The service had office staff, support roles and patient transport crews. Managers told us there was enough staff to crew vehicles and plan service delivery. If medical and nursing staff were required to accompany a patient on a journey, then ward staff would take responsibility for the patient on a transport. At the time of our assessment there was no ongoing recruitment within the service.
The booking process identified patient needs which enabled the service to plan how many staff to deploy on each transport. Where demand for the service was higher than the service could meet, they would subcontract work to independent health providers registered with the Care Quality Commission (CQC).
The service had a process to check and monitor ambulance crews’ driving licences. Staff who drove vehicles were required to attend a driver training course prior to transporting people.
Staff received induction to the service. Staff said the induction process worked well and it included working with experienced staff to become confident in their roles. Managers provided annual appraisals for staff which were tracked to ensure completion. Over 96% of staff had received an appraisal within the last 12 months. Staff said that both the induction and appraisal processes enabled them to do their jobs.
Infection prevention and control
The evidence showed some shortfalls. The service did not always assess or manage the risk of infection. They did not always detect and control the risk of it spreading.
Equipment was not always maintained to prevent the spread of infections. The sink in the sluice was rusted which meant cleaning may not have been effective to reduce the spread of infections.

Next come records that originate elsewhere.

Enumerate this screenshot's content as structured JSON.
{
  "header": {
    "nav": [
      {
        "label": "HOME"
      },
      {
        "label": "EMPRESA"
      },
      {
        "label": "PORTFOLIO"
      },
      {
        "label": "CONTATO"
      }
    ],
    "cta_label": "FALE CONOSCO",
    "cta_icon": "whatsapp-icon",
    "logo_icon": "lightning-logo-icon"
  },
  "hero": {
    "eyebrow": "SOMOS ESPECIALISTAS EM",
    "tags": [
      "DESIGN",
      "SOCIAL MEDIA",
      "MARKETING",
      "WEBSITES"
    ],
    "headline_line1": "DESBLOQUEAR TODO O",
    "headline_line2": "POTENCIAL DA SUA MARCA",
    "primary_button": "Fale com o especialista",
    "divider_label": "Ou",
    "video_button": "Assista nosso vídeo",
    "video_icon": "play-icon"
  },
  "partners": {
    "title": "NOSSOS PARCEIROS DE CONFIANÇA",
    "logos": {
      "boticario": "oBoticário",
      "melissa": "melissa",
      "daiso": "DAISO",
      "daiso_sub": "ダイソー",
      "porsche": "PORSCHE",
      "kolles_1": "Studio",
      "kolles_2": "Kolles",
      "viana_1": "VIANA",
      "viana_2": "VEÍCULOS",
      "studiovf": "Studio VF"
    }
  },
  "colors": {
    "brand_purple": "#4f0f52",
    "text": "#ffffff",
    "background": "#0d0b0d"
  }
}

During the assessment of the service managers told us they had ordered a new sink.
Healthcare waste in patient transport ambulances was stored in colour coded bags. However, the bags were stored loosely and not in a container during transport. Staff told us they cleaned and immediately disposed of healthcare waste at the hospital.

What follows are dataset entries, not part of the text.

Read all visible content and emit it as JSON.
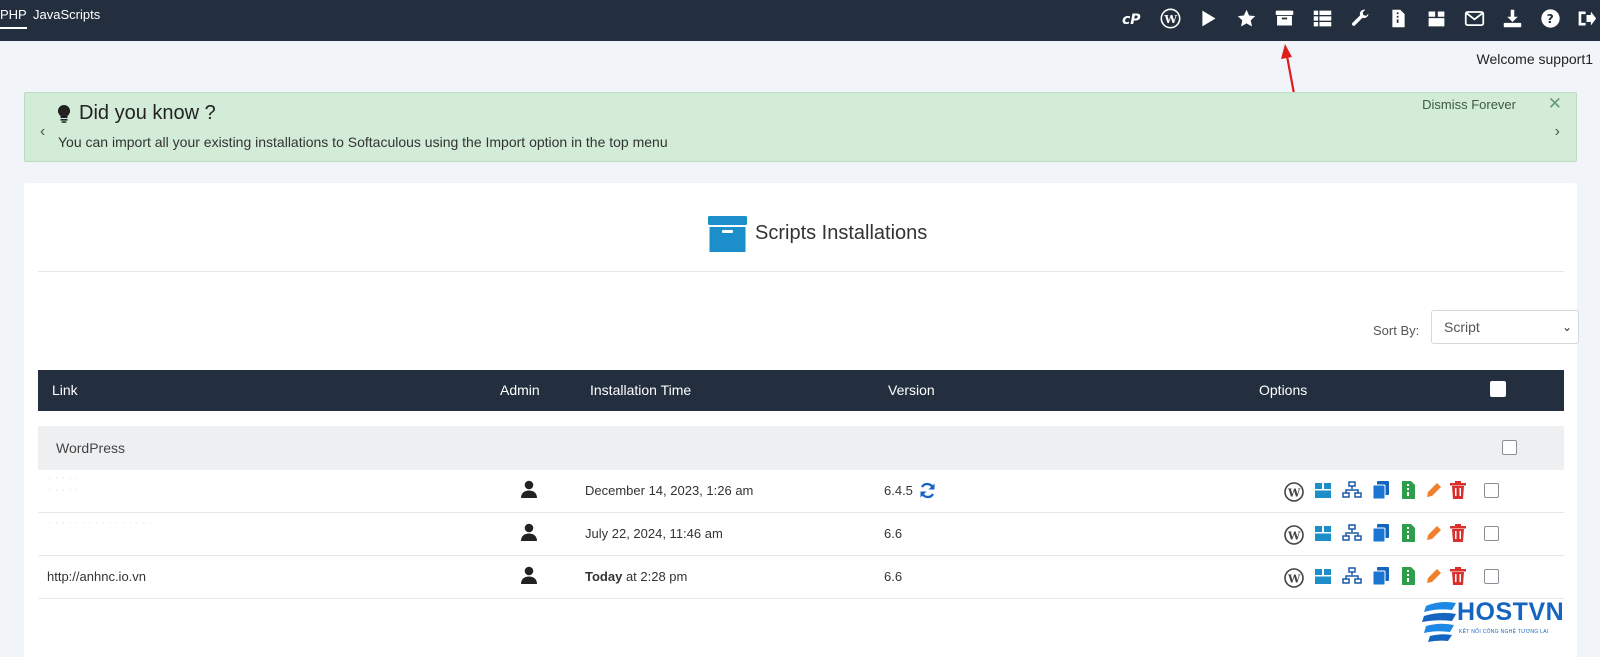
{
  "topbar": {
    "tabs": [
      {
        "label": "PHP",
        "active": true
      },
      {
        "label": "JavaScripts",
        "active": false
      }
    ],
    "icons": [
      "cpanel-icon",
      "wordpress-icon",
      "play-icon",
      "star-icon",
      "archive-icon",
      "list-icon",
      "wrench-icon",
      "file-zip-icon",
      "box-icon",
      "mail-icon",
      "download-icon",
      "help-icon",
      "logout-icon"
    ]
  },
  "welcome": "Welcome support1",
  "did_you_know": {
    "title": "Did you know ?",
    "text": "You can import all your existing installations to Softaculous using the Import option in the top menu",
    "dismiss": "Dismiss Forever",
    "close": "✕",
    "prev": "‹",
    "next": "›"
  },
  "panel": {
    "title": "Scripts Installations",
    "sort_by_label": "Sort By:",
    "sort_value": "Script",
    "columns": {
      "link": "Link",
      "admin": "Admin",
      "time": "Installation Time",
      "version": "Version",
      "options": "Options"
    },
    "group": "WordPress",
    "rows": [
      {
        "link": "",
        "time": "December 14, 2023, 1:26 am",
        "time_bold": "",
        "version": "6.4.5",
        "has_update": true
      },
      {
        "link": "",
        "time": "July 22, 2024, 11:46 am",
        "time_bold": "",
        "version": "6.6",
        "has_update": false
      },
      {
        "link": "http://anhnc.io.vn",
        "time": " at 2:28 pm",
        "time_bold": "Today",
        "version": "6.6",
        "has_update": false
      }
    ],
    "option_icons": [
      "wp-admin-icon",
      "backup-icon",
      "staging-icon",
      "clone-icon",
      "download-zip-icon",
      "edit-icon",
      "delete-icon"
    ]
  },
  "colors": {
    "topbar": "#232f3e",
    "notice_bg": "#d3ecd7",
    "accent_blue": "#1c8fcb",
    "orange": "#f0802b",
    "red": "#d9302d",
    "green": "#2e9d4c"
  },
  "watermark": {
    "name": "HOSTVN",
    "tagline": "KẾT NỐI CÔNG NGHỆ TƯƠNG LAI"
  }
}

During the inspection we found out-of-date personal protective equipment (PPE). We also found protective face masks that had manufacturers guidance requiring them to be stored within a temperature range. The storage area was not temperature controlled, and the service could not be assured that the temperature range had been exceeded. This meant that PPE might not be as effective when used. During the assessment the items had been removed after our feedback.
The service had a schedule for deep cleaning and disinfecting vehicles. However, cleaning records were not always completed. Records tracked if a vehicle had been deep cleaned and indicated when a vehicle was not in use, but there were gaps in recording when vehicles had been deep cleaned. This meant the service could not be assured a vehicle had been deep cleaned as required.
The service identified patient infections prior to transport and had systems and processes to reduce the risk of infections spreading.
Staff carried out cleaning in between patient transports to prevent the spread of infections. Vehicles had adequate supplies of cleaning equipment and were visibly clean. Staff received training in infection prevention control.
People using the service told us they felt vehicles were kept clean and were happy to travel in them.
Medicines optimisation
The evidence showed a good standard. The service made sure that medicines were safe and met people’s needs.
Staff followed up-to-date policies and processes to administer oxygen. Staff were trained to use oxygen in an emergency. Staff did not use or carry any other medications. Oxygen cylinders were stored safely on ambulances. Patients’ own medications were transported securely during transport.